QLM has developed a lidar camera using quantum photon sensor that can detect methane, a key greenhouse gas, at a considerable distance. This allows plants and factories to me more easily monitored, as well as monitoring from a UAV drone in the air.
The investment is led by the Green Angel Syndicate and includes the Enterprise100 syndicate, the Newable Venture Fund, the Development Bank of Wales, the Bristol Private Equity Club, the Britbots Seed Fund, and Houston-based oilfield technology solutions provider ChampionX.
The funding will drive the expansion of QLM’s technical and commercial capability, secure industrial validation of the quantum TDLidar technique and provide a roadmap to commercial readiness of the quantum gas camera, particularly for monitoring methane, a significant greenhouse gas.
“This funding round will enable us to scale up our development and launch our business providing next-generation greenhouse gas monitoring. Our unique quantum Lidar is the right solution for the challenge of how to effectively measure industrial methane emissions, and meet the major commitments that the oil and gas majors have made to control their greenhouse gas emissions,” said Dr Murray Reed, CEO at QLM.

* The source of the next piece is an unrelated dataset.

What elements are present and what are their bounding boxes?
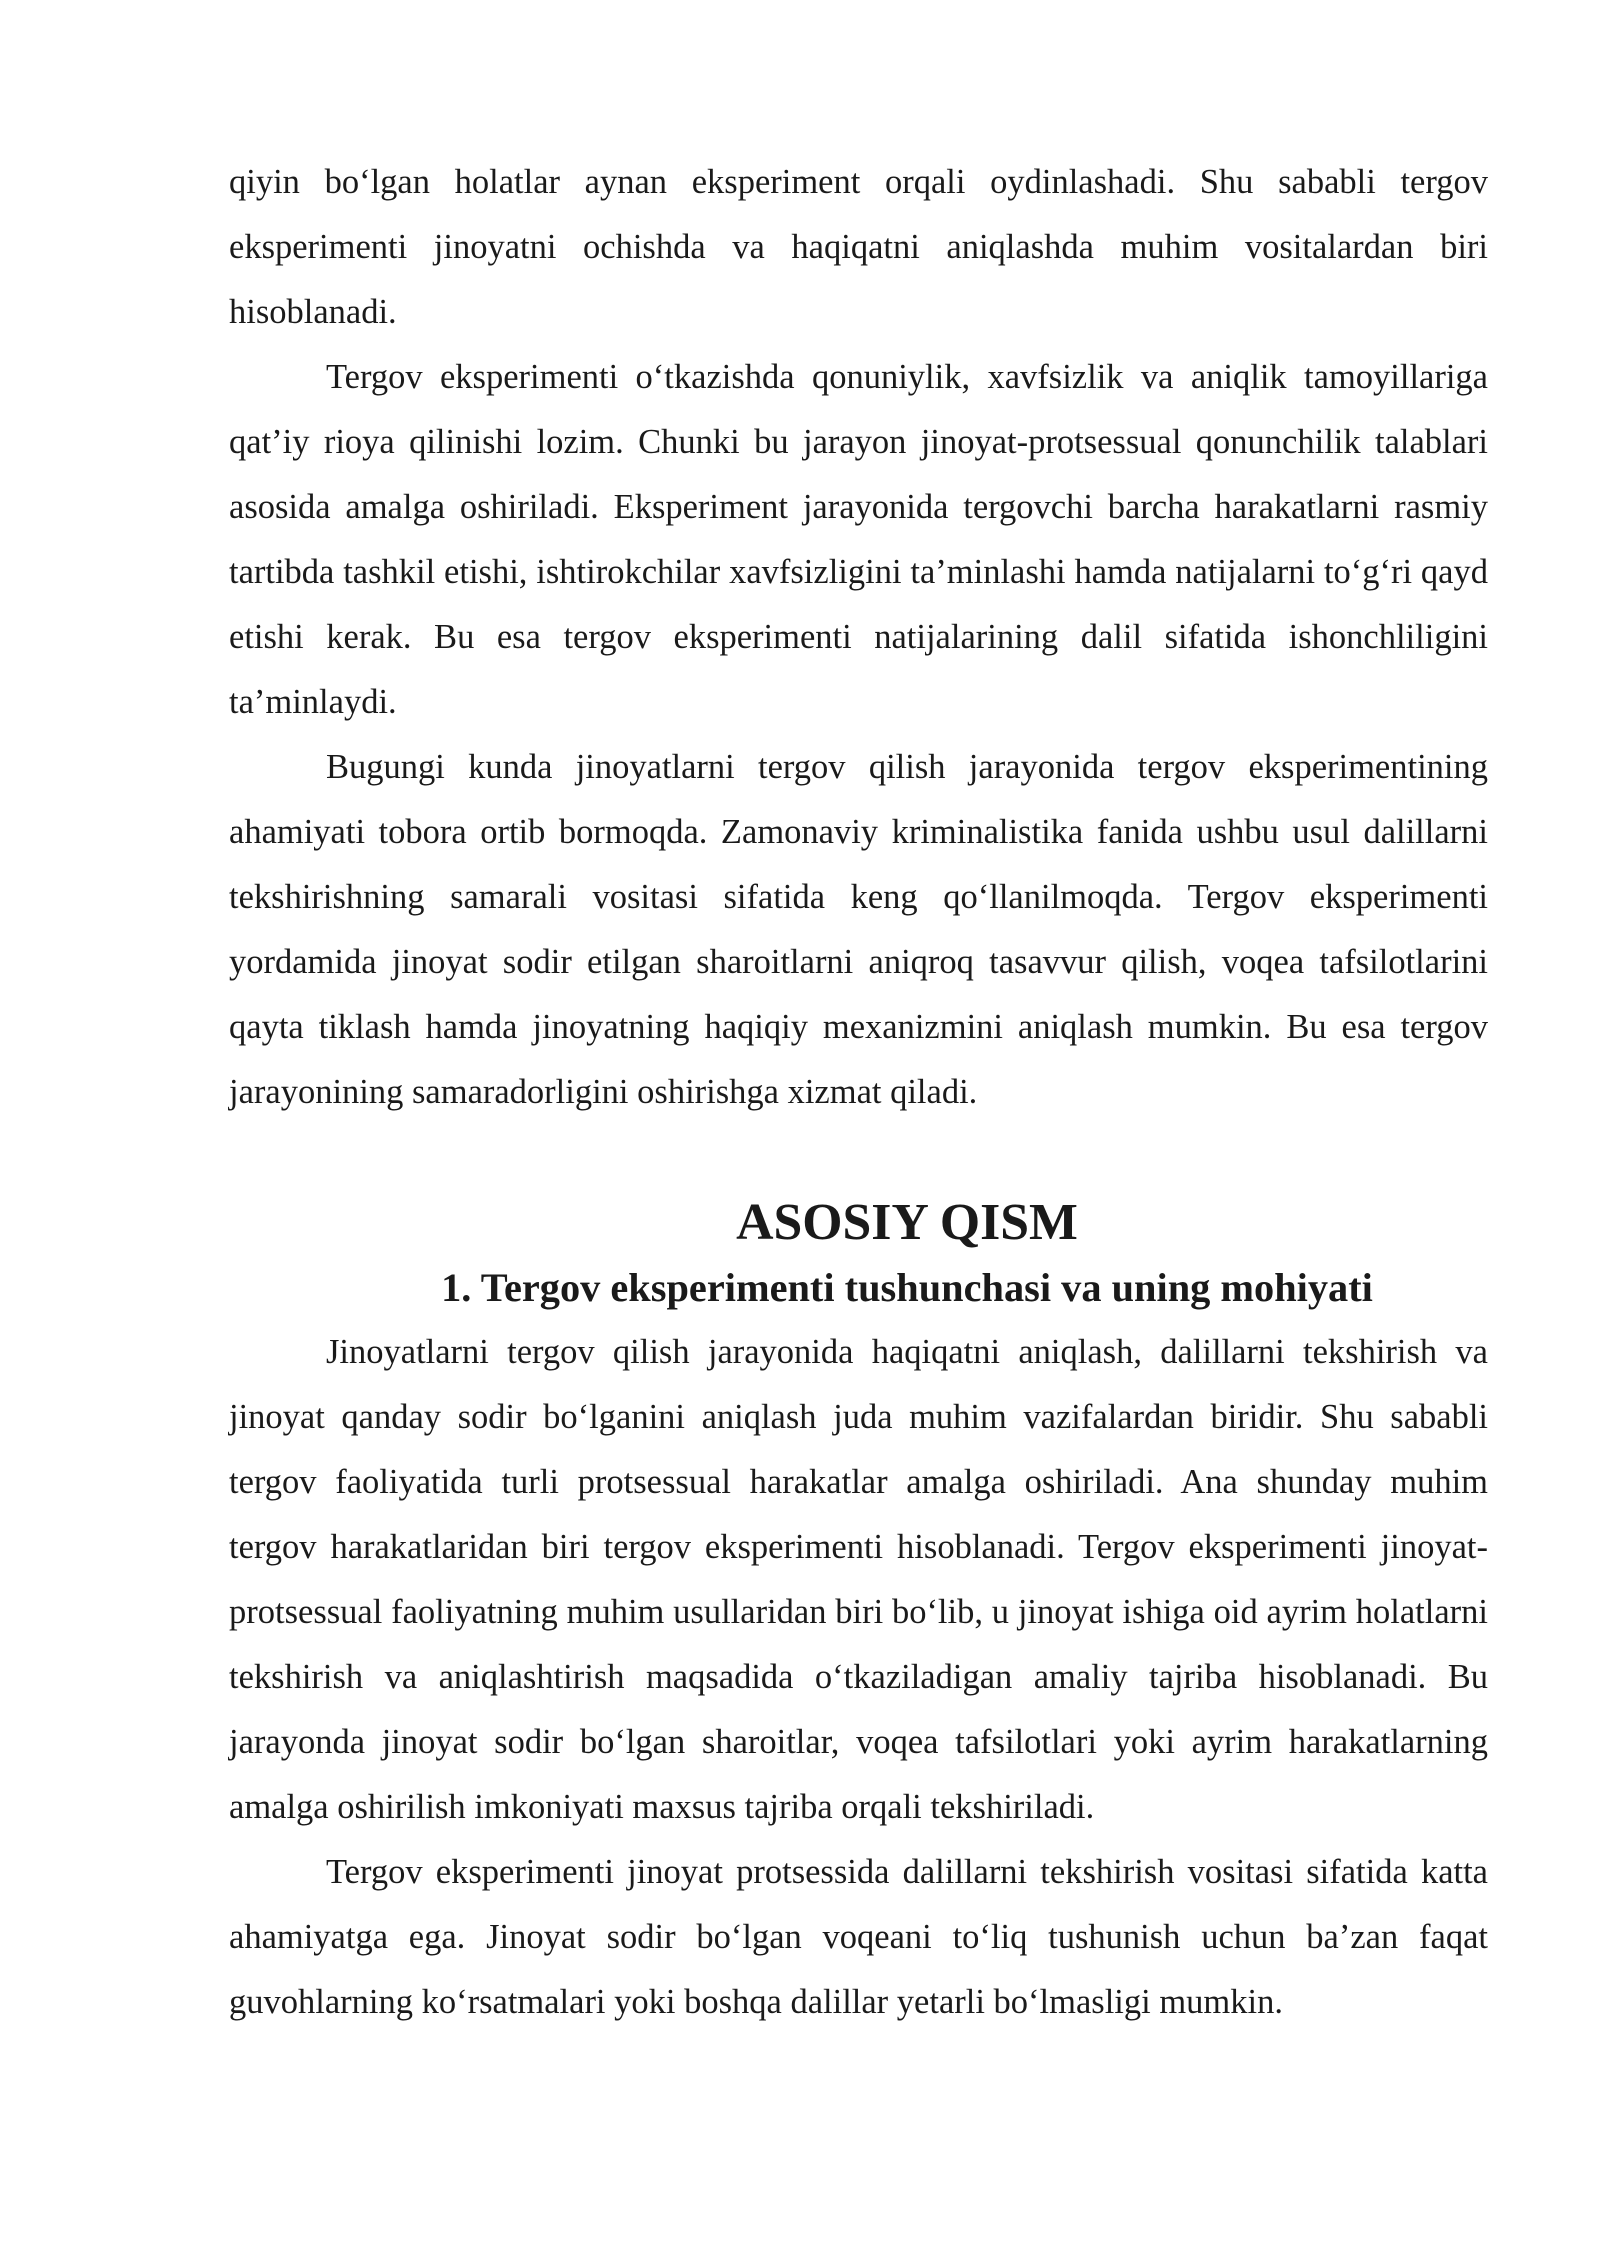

The camera can visualise and quantify methane leaks caused by oil and natural gas extraction and use at a distance. The QLM camera uses a quantum single photon avalanche detector (SPAD) which is so sensitive it can detect just a few photons of light and can therefore “see” gas without the need for a mirror.
“With quantum technology, we have effectively made the whole world a mirror. This is a major breakthrough, and unlocks our ability to enable gas operators to limit the emission of gases, starting with methane, that are having such a devastating impact on our planet,” said Reed.
The quantum single-photon detection of the camera allows for gas plumes to be detected and measured over large physical distances. The first version of the camera, mounted on a mast, is available for commercial trial this year, and trials involving UAV-mounted cameras are scheduled to begin next year.
“Whilst the oil and gas majors have pledged to significantly reduce methane emissions in coming years, you can’t manage what you can’t measure; and no-one is measuring methane properly, continuously, and at scale,” said Reed. “The scale of the problem is enormous, with more than half a million active gas wells in North America alone, 2,000 offshore rigs and nearly 1,000 natural gas storage facilities worldwide. In the UK alone, we have 24 pipeline compressor stations, which power long-distance natural gas pipes, and hundreds of above ground storage installations. All are leaking at some time.”
QLM was founded by its Chief Technical Officer, Xiao Ai, after postgraduate research into single photon Lidar gas detection at the University of Bristol. Innovate UK is the major financial backer of the Single Photon Lidar Imaging of Carbon Emissions (SPLICE) project which developed the quantum-enabled camera and QLM continues to work with the UK’s National Physical Laboratory.
The camera is one of the first commercially-available products from the £1bn UK National Quantum Technologies Programme.
“QLM has technology with great potential to substantially change what we know about industrial and environmental greenhouse emissions and help enable NetZero. I feel confident this seed round will allow the company to progress rapidly to the next level,” said Dr Bernard Bulkin, leader of the Green Angel investment and incoming Chair of QLM.